You can find the article here

Abstract

With growing concerns about sustainability, there has been significant research interest in fabricating triboelectric nanogenerators (TENGs) from materials capable of self-repair. Here, we presented a novel polyimine/graphite polypropylene (PI/GP) vitrimer composite as a tribo-positive material for harvesting biomechanical energy. The PI/GP exhibited mechanical robustness, self-healing properties after damage, and recyclability through physical or chemical methods. The GP provided a high dielectric constant, charge transport paths, and desirable surface roughness, resulting in an outstanding TENG performance at an optimized addition level of 30 wt% in the composite (PI/GP30).
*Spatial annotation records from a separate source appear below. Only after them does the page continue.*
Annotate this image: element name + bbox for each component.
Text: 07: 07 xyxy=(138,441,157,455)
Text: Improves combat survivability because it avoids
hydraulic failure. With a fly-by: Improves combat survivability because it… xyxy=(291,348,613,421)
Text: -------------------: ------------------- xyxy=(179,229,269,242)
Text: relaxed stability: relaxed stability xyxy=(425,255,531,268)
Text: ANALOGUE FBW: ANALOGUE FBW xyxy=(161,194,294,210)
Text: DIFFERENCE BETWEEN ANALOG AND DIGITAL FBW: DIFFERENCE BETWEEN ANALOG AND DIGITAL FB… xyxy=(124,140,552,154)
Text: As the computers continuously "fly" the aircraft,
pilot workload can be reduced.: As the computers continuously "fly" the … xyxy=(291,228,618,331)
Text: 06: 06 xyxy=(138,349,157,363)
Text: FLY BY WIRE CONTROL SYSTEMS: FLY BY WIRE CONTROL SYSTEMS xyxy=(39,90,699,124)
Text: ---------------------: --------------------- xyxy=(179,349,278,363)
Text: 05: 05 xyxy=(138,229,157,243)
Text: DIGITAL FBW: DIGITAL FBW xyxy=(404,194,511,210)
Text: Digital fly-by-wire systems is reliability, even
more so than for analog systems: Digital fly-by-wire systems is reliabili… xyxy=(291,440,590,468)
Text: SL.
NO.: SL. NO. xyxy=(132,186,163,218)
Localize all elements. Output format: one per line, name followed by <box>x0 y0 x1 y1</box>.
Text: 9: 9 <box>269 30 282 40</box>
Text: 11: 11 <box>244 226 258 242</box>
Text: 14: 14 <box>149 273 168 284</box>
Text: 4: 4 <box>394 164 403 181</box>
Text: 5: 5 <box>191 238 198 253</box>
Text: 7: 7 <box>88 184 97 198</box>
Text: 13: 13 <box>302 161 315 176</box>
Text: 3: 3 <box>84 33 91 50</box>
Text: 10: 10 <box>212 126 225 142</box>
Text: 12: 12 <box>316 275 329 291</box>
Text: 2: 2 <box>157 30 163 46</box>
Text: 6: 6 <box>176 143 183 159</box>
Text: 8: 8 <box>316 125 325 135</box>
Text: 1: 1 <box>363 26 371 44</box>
Under a force of 15 N and a frequency of 6 Hz, the PI/GP30 TENG generated a power density of 2571 mW/m². Moreover, a PI/GP30 TENG device with an area of 49 cm2 was able to generate a remarkable output voltage of nearly 1325 V, at a frequency of 6 Hz and under a vertical force of 15 N. Additionally, the PI/GP30 TENG device produced a peak-to-peak voltage of 1250 V, and an outstanding current of around 2 mA by hand tapping with a force of 35–40 N. The PI/GP30 TENG was utilized for real-life applications, including a triboelectric watchband for a self-powered watch, and wireless data transmission. Furthermore, the PI/GP30 TENG demonstrated excellent self-healing and recyclability, and these properties were examined in a mousepad power generator. This study highlights the excellent promise of PI/GP vitrimer composite for fabricating high-performance, mechanically robust, self-healable, and recyclable TENGs, enabling their applications in green biomechanical power generators and wearable and wireless communication devices.